En prenant l’exemple britannique, Betz calcule qu’un conflit interne reproduisant à l’échelle nationale le niveau de violence de l’année la plus sanglante du conflit nord-irlandais (1971, 500 morts pour 1,5 million d’habitants) conduirait à 23 300 morts par an au Royaume-Uni. Dans des scénarios comparables à la Bosnie ou à la Syrie, ce serait 1 à 4 % de la population totale tuée, et bien davantage déplacée.

Culture, symboles et iconoclasme

Au-delà des infrastructures et des vies humaines, Betz attire l’attention sur le capital culturel menacé en cas de guerre civile. Comme dans l’Espagne des années 1930 — où des religieuses furent exhumées et exposées par propagande révolutionnaire —, les guerres civiles s’attaquent aux totems symboliques : églises, musées, statues, monuments.

Il rappelle que l’iconoclasme est une stratégie centrale : détruire les symboles de l’ordre ancien pour légitimer le nouveau. De la destruction des sanctuaires cananéens par les Hébreux à l’explosion des Bouddhas de Bamiyan par les Talibans, la logique est la même. Betz appelle donc à une planification préventive de la protection du patrimoine : inventaire, sécurisation, stockage, unités spécialisées sur le modèle des « Monuments Men » de la Seconde Guerre mondiale.

Des « zones sécurisées » et la question des armes de destruction massive

Face au chaos probable, Betz propose la mise en place de « secure zones » : des espaces défendables, capables d’assurer une vie civile minimale, dotés d’aéroports, d’eau potable, d’électricité, et protégés par ce qu’il resterait des forces régulières. L’idée rappelle les « safe zones » en Bosnie ou au Kurdistan, mais transposées en Europe occidentale.

Il souligne aussi la nécessité de sécuriser les stocks nucléaires et chimiques en cas d’effondrement étatique, évoquant le programme américain Cooperative Threat Reduction lancé après 1991 en URSS. Selon lui, aucune puissance nucléaire n’a encore sombré dans la guerre civile, mais l’éventualité serait dévastatrice, et pourrait justifier des interventions étrangères sous prétexte de non-prolifération.

Un appel à la réorientation stratégique

Le message central de David Betz est sans ambiguïté : les armées occidentales doivent se préparer à affronter non pas une guerre classique contre un ennemi extérieur, mais un conflit interne, où la priorité sera de limiter les dégâts.

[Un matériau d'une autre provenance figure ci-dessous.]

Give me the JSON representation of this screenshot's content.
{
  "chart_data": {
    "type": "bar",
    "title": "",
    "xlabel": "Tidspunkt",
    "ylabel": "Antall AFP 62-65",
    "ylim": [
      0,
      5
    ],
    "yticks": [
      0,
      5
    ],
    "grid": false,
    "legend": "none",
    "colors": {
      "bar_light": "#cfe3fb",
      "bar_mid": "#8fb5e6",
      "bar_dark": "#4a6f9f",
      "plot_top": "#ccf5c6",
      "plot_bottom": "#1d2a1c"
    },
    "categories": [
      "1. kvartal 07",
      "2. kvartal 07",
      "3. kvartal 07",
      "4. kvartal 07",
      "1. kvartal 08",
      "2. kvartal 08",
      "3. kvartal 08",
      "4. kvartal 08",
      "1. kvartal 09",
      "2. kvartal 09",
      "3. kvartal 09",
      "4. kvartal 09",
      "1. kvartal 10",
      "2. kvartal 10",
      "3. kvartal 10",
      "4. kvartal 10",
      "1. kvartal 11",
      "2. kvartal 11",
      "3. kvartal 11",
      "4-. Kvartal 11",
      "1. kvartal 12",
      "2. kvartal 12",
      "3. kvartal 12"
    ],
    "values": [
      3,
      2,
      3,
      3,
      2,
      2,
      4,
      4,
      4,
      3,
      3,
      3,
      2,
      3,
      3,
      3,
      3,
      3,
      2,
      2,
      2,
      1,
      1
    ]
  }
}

Il cite l’exemple du général soviétique Boris Gromov, qui en 1989 quitta l’armée régulière pour rejoindre les troupes de l’Intérieur, convaincu que le danger principal pour l’URSS n’était pas extérieur mais bien une guerre civile imminente. Selon Betz, les généraux occidentaux doivent aujourd’hui opérer la même réorientation, quitte à demander un mandat explicite aux autorités civiles pour planifier l’impensable.

Le biais de normalité

Enfin, Betz met en garde contre le « biais de normalité » : cette tendance psychologique à croire que « nos démocraties sont immunisées contre l’implosion ». L’histoire, insiste-t-il, prouve le contraire. La croyance en l’exception occidentale pourrait s’avérer fatale si elle empêche de préparer les institutions, les armées et les populations au pire scénario.

Une rupture de paradigme

Avec cet essai, David Betz oblige les décideurs et le public occidental à un constat brutal : le chaos vient de l’intérieur. La guerre civile, longtemps reléguée au monde « en développement », pourrait bien devenir la menace stratégique numéro un des puissances européennes et nord-américaines.

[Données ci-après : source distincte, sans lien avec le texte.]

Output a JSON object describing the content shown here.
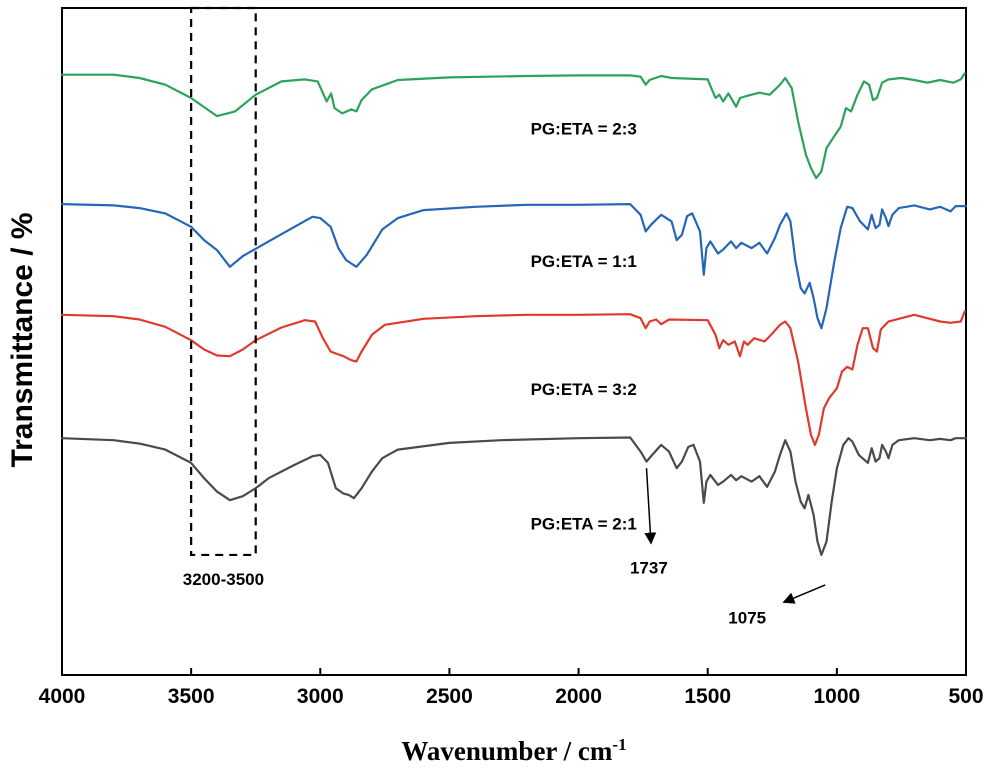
{
  "chart_data": {
    "type": "line",
    "title": "",
    "xlabel": "Wavenumber / cm",
    "xlabel_sup": "-1",
    "ylabel": "Transmittance / %",
    "xlim": [
      4000,
      500
    ],
    "x_reversed": true,
    "ylim": [
      0,
      1
    ],
    "y_ticks_shown": false,
    "grid": false,
    "x_ticks": [
      4000,
      3500,
      3000,
      2500,
      2000,
      1500,
      1000,
      500
    ],
    "x_tick_labels": [
      "4000",
      "3500",
      "3000",
      "2500",
      "2000",
      "1500",
      "1000",
      "500"
    ],
    "series": [
      {
        "name": "PG:ETA = 2:3",
        "color": "#2ca25a",
        "label": "PG:ETA = 2:3",
        "points": [
          [
            4000,
            0.9
          ],
          [
            3800,
            0.9
          ],
          [
            3700,
            0.895
          ],
          [
            3600,
            0.885
          ],
          [
            3500,
            0.865
          ],
          [
            3400,
            0.838
          ],
          [
            3330,
            0.845
          ],
          [
            3250,
            0.87
          ],
          [
            3150,
            0.89
          ],
          [
            3060,
            0.893
          ],
          [
            3010,
            0.89
          ],
          [
            2975,
            0.86
          ],
          [
            2958,
            0.872
          ],
          [
            2945,
            0.85
          ],
          [
            2915,
            0.842
          ],
          [
            2880,
            0.848
          ],
          [
            2860,
            0.845
          ],
          [
            2840,
            0.862
          ],
          [
            2800,
            0.878
          ],
          [
            2700,
            0.892
          ],
          [
            2500,
            0.896
          ],
          [
            2200,
            0.898
          ],
          [
            2000,
            0.899
          ],
          [
            1800,
            0.899
          ],
          [
            1760,
            0.897
          ],
          [
            1740,
            0.885
          ],
          [
            1725,
            0.892
          ],
          [
            1680,
            0.898
          ],
          [
            1640,
            0.895
          ],
          [
            1500,
            0.893
          ],
          [
            1470,
            0.865
          ],
          [
            1455,
            0.87
          ],
          [
            1440,
            0.86
          ],
          [
            1420,
            0.872
          ],
          [
            1390,
            0.852
          ],
          [
            1375,
            0.865
          ],
          [
            1350,
            0.868
          ],
          [
            1300,
            0.873
          ],
          [
            1260,
            0.87
          ],
          [
            1220,
            0.885
          ],
          [
            1200,
            0.895
          ],
          [
            1175,
            0.88
          ],
          [
            1150,
            0.83
          ],
          [
            1120,
            0.78
          ],
          [
            1100,
            0.76
          ],
          [
            1080,
            0.745
          ],
          [
            1060,
            0.755
          ],
          [
            1040,
            0.79
          ],
          [
            1010,
            0.808
          ],
          [
            985,
            0.822
          ],
          [
            965,
            0.85
          ],
          [
            945,
            0.845
          ],
          [
            920,
            0.87
          ],
          [
            895,
            0.89
          ],
          [
            875,
            0.885
          ],
          [
            860,
            0.862
          ],
          [
            845,
            0.865
          ],
          [
            825,
            0.888
          ],
          [
            800,
            0.893
          ],
          [
            750,
            0.895
          ],
          [
            700,
            0.892
          ],
          [
            650,
            0.888
          ],
          [
            600,
            0.892
          ],
          [
            550,
            0.888
          ],
          [
            520,
            0.893
          ],
          [
            505,
            0.902
          ]
        ]
      },
      {
        "name": "PG:ETA = 1:1",
        "color": "#2566b6",
        "label": "PG:ETA = 1:1",
        "points": [
          [
            4000,
            0.706
          ],
          [
            3800,
            0.704
          ],
          [
            3700,
            0.7
          ],
          [
            3600,
            0.692
          ],
          [
            3500,
            0.672
          ],
          [
            3450,
            0.652
          ],
          [
            3400,
            0.637
          ],
          [
            3350,
            0.612
          ],
          [
            3300,
            0.628
          ],
          [
            3200,
            0.65
          ],
          [
            3100,
            0.672
          ],
          [
            3030,
            0.687
          ],
          [
            3000,
            0.685
          ],
          [
            2960,
            0.672
          ],
          [
            2930,
            0.64
          ],
          [
            2900,
            0.622
          ],
          [
            2880,
            0.617
          ],
          [
            2860,
            0.612
          ],
          [
            2820,
            0.63
          ],
          [
            2760,
            0.668
          ],
          [
            2700,
            0.685
          ],
          [
            2600,
            0.697
          ],
          [
            2400,
            0.702
          ],
          [
            2200,
            0.705
          ],
          [
            2000,
            0.705
          ],
          [
            1800,
            0.706
          ],
          [
            1760,
            0.69
          ],
          [
            1740,
            0.665
          ],
          [
            1720,
            0.675
          ],
          [
            1680,
            0.69
          ],
          [
            1640,
            0.68
          ],
          [
            1620,
            0.652
          ],
          [
            1600,
            0.66
          ],
          [
            1580,
            0.688
          ],
          [
            1560,
            0.692
          ],
          [
            1530,
            0.665
          ],
          [
            1515,
            0.6
          ],
          [
            1505,
            0.64
          ],
          [
            1490,
            0.65
          ],
          [
            1460,
            0.632
          ],
          [
            1440,
            0.638
          ],
          [
            1410,
            0.65
          ],
          [
            1390,
            0.64
          ],
          [
            1370,
            0.648
          ],
          [
            1330,
            0.64
          ],
          [
            1300,
            0.648
          ],
          [
            1270,
            0.632
          ],
          [
            1240,
            0.655
          ],
          [
            1220,
            0.675
          ],
          [
            1195,
            0.692
          ],
          [
            1180,
            0.68
          ],
          [
            1160,
            0.62
          ],
          [
            1140,
            0.58
          ],
          [
            1125,
            0.572
          ],
          [
            1105,
            0.588
          ],
          [
            1090,
            0.565
          ],
          [
            1075,
            0.535
          ],
          [
            1060,
            0.52
          ],
          [
            1040,
            0.55
          ],
          [
            1010,
            0.62
          ],
          [
            985,
            0.67
          ],
          [
            960,
            0.702
          ],
          [
            940,
            0.7
          ],
          [
            910,
            0.68
          ],
          [
            880,
            0.668
          ],
          [
            865,
            0.69
          ],
          [
            850,
            0.67
          ],
          [
            835,
            0.675
          ],
          [
            825,
            0.698
          ],
          [
            810,
            0.685
          ],
          [
            800,
            0.673
          ],
          [
            785,
            0.69
          ],
          [
            760,
            0.7
          ],
          [
            700,
            0.704
          ],
          [
            640,
            0.698
          ],
          [
            600,
            0.702
          ],
          [
            560,
            0.695
          ],
          [
            540,
            0.703
          ],
          [
            500,
            0.703
          ]
        ]
      },
      {
        "name": "PG:ETA = 3:2",
        "color": "#e03a2c",
        "label": "PG:ETA = 3:2",
        "points": [
          [
            4000,
            0.54
          ],
          [
            3800,
            0.538
          ],
          [
            3700,
            0.533
          ],
          [
            3600,
            0.522
          ],
          [
            3500,
            0.502
          ],
          [
            3450,
            0.488
          ],
          [
            3400,
            0.479
          ],
          [
            3350,
            0.478
          ],
          [
            3300,
            0.488
          ],
          [
            3250,
            0.502
          ],
          [
            3150,
            0.521
          ],
          [
            3060,
            0.532
          ],
          [
            3020,
            0.53
          ],
          [
            2990,
            0.505
          ],
          [
            2960,
            0.485
          ],
          [
            2940,
            0.482
          ],
          [
            2910,
            0.478
          ],
          [
            2880,
            0.472
          ],
          [
            2860,
            0.47
          ],
          [
            2840,
            0.485
          ],
          [
            2800,
            0.51
          ],
          [
            2750,
            0.525
          ],
          [
            2600,
            0.534
          ],
          [
            2400,
            0.538
          ],
          [
            2200,
            0.54
          ],
          [
            2000,
            0.54
          ],
          [
            1800,
            0.541
          ],
          [
            1760,
            0.535
          ],
          [
            1740,
            0.52
          ],
          [
            1725,
            0.53
          ],
          [
            1700,
            0.533
          ],
          [
            1680,
            0.526
          ],
          [
            1650,
            0.533
          ],
          [
            1500,
            0.532
          ],
          [
            1470,
            0.51
          ],
          [
            1455,
            0.49
          ],
          [
            1440,
            0.502
          ],
          [
            1420,
            0.495
          ],
          [
            1395,
            0.5
          ],
          [
            1375,
            0.478
          ],
          [
            1360,
            0.5
          ],
          [
            1345,
            0.495
          ],
          [
            1320,
            0.505
          ],
          [
            1280,
            0.5
          ],
          [
            1250,
            0.512
          ],
          [
            1220,
            0.525
          ],
          [
            1200,
            0.53
          ],
          [
            1180,
            0.52
          ],
          [
            1150,
            0.47
          ],
          [
            1120,
            0.4
          ],
          [
            1100,
            0.36
          ],
          [
            1085,
            0.345
          ],
          [
            1070,
            0.36
          ],
          [
            1050,
            0.4
          ],
          [
            1030,
            0.415
          ],
          [
            1000,
            0.43
          ],
          [
            980,
            0.455
          ],
          [
            960,
            0.462
          ],
          [
            940,
            0.458
          ],
          [
            920,
            0.495
          ],
          [
            900,
            0.52
          ],
          [
            880,
            0.52
          ],
          [
            860,
            0.49
          ],
          [
            845,
            0.485
          ],
          [
            830,
            0.518
          ],
          [
            800,
            0.53
          ],
          [
            700,
            0.54
          ],
          [
            650,
            0.535
          ],
          [
            600,
            0.53
          ],
          [
            560,
            0.528
          ],
          [
            520,
            0.53
          ],
          [
            505,
            0.545
          ]
        ]
      },
      {
        "name": "PG:ETA = 2:1",
        "color": "#4a4a4a",
        "label": "PG:ETA = 2:1",
        "points": [
          [
            4000,
            0.355
          ],
          [
            3800,
            0.352
          ],
          [
            3700,
            0.347
          ],
          [
            3600,
            0.338
          ],
          [
            3500,
            0.318
          ],
          [
            3450,
            0.295
          ],
          [
            3400,
            0.275
          ],
          [
            3350,
            0.262
          ],
          [
            3300,
            0.268
          ],
          [
            3250,
            0.28
          ],
          [
            3200,
            0.295
          ],
          [
            3100,
            0.315
          ],
          [
            3030,
            0.328
          ],
          [
            3000,
            0.33
          ],
          [
            2970,
            0.318
          ],
          [
            2940,
            0.28
          ],
          [
            2910,
            0.272
          ],
          [
            2890,
            0.27
          ],
          [
            2870,
            0.265
          ],
          [
            2840,
            0.28
          ],
          [
            2800,
            0.305
          ],
          [
            2760,
            0.325
          ],
          [
            2700,
            0.338
          ],
          [
            2500,
            0.348
          ],
          [
            2300,
            0.352
          ],
          [
            2000,
            0.355
          ],
          [
            1800,
            0.356
          ],
          [
            1760,
            0.335
          ],
          [
            1737,
            0.32
          ],
          [
            1715,
            0.33
          ],
          [
            1680,
            0.345
          ],
          [
            1650,
            0.335
          ],
          [
            1620,
            0.31
          ],
          [
            1600,
            0.32
          ],
          [
            1575,
            0.342
          ],
          [
            1555,
            0.345
          ],
          [
            1530,
            0.32
          ],
          [
            1515,
            0.258
          ],
          [
            1505,
            0.29
          ],
          [
            1490,
            0.3
          ],
          [
            1460,
            0.285
          ],
          [
            1440,
            0.29
          ],
          [
            1410,
            0.3
          ],
          [
            1390,
            0.292
          ],
          [
            1370,
            0.298
          ],
          [
            1330,
            0.29
          ],
          [
            1300,
            0.298
          ],
          [
            1270,
            0.282
          ],
          [
            1240,
            0.305
          ],
          [
            1220,
            0.33
          ],
          [
            1200,
            0.352
          ],
          [
            1180,
            0.335
          ],
          [
            1160,
            0.29
          ],
          [
            1140,
            0.26
          ],
          [
            1125,
            0.25
          ],
          [
            1110,
            0.27
          ],
          [
            1090,
            0.24
          ],
          [
            1075,
            0.2
          ],
          [
            1060,
            0.18
          ],
          [
            1040,
            0.2
          ],
          [
            1020,
            0.26
          ],
          [
            1000,
            0.31
          ],
          [
            975,
            0.345
          ],
          [
            955,
            0.355
          ],
          [
            940,
            0.35
          ],
          [
            915,
            0.33
          ],
          [
            880,
            0.318
          ],
          [
            865,
            0.34
          ],
          [
            850,
            0.32
          ],
          [
            835,
            0.325
          ],
          [
            825,
            0.345
          ],
          [
            810,
            0.335
          ],
          [
            800,
            0.325
          ],
          [
            785,
            0.345
          ],
          [
            760,
            0.352
          ],
          [
            700,
            0.355
          ],
          [
            640,
            0.352
          ],
          [
            600,
            0.354
          ],
          [
            560,
            0.352
          ],
          [
            540,
            0.355
          ],
          [
            500,
            0.355
          ]
        ]
      }
    ],
    "annotations": [
      {
        "label": "3200-3500",
        "type": "dashed-box",
        "x_range": [
          3500,
          3250
        ],
        "y_range": [
          0.18,
          1.0
        ]
      },
      {
        "label": "1737",
        "type": "arrow",
        "x_from": 1737,
        "y_from": 0.31,
        "x_to": 1720,
        "y_to": 0.2
      },
      {
        "label": "1075",
        "type": "arrow",
        "x_from": 1045,
        "y_from": 0.135,
        "x_to": 1200,
        "y_to": 0.11
      }
    ]
  }
}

À rebours des doctrines héritées de la guerre froide ou de la lutte contre le terrorisme, Betz appelle à une préparation méthodique au conflit interne : protéger les infrastructures, les symboles culturels, organiser des zones de refuge, et surtout repenser la stratégie militaire à l’aune de la guerre la plus destructrice et la plus difficile à conclure : celle qu’une société mène contre elle-même.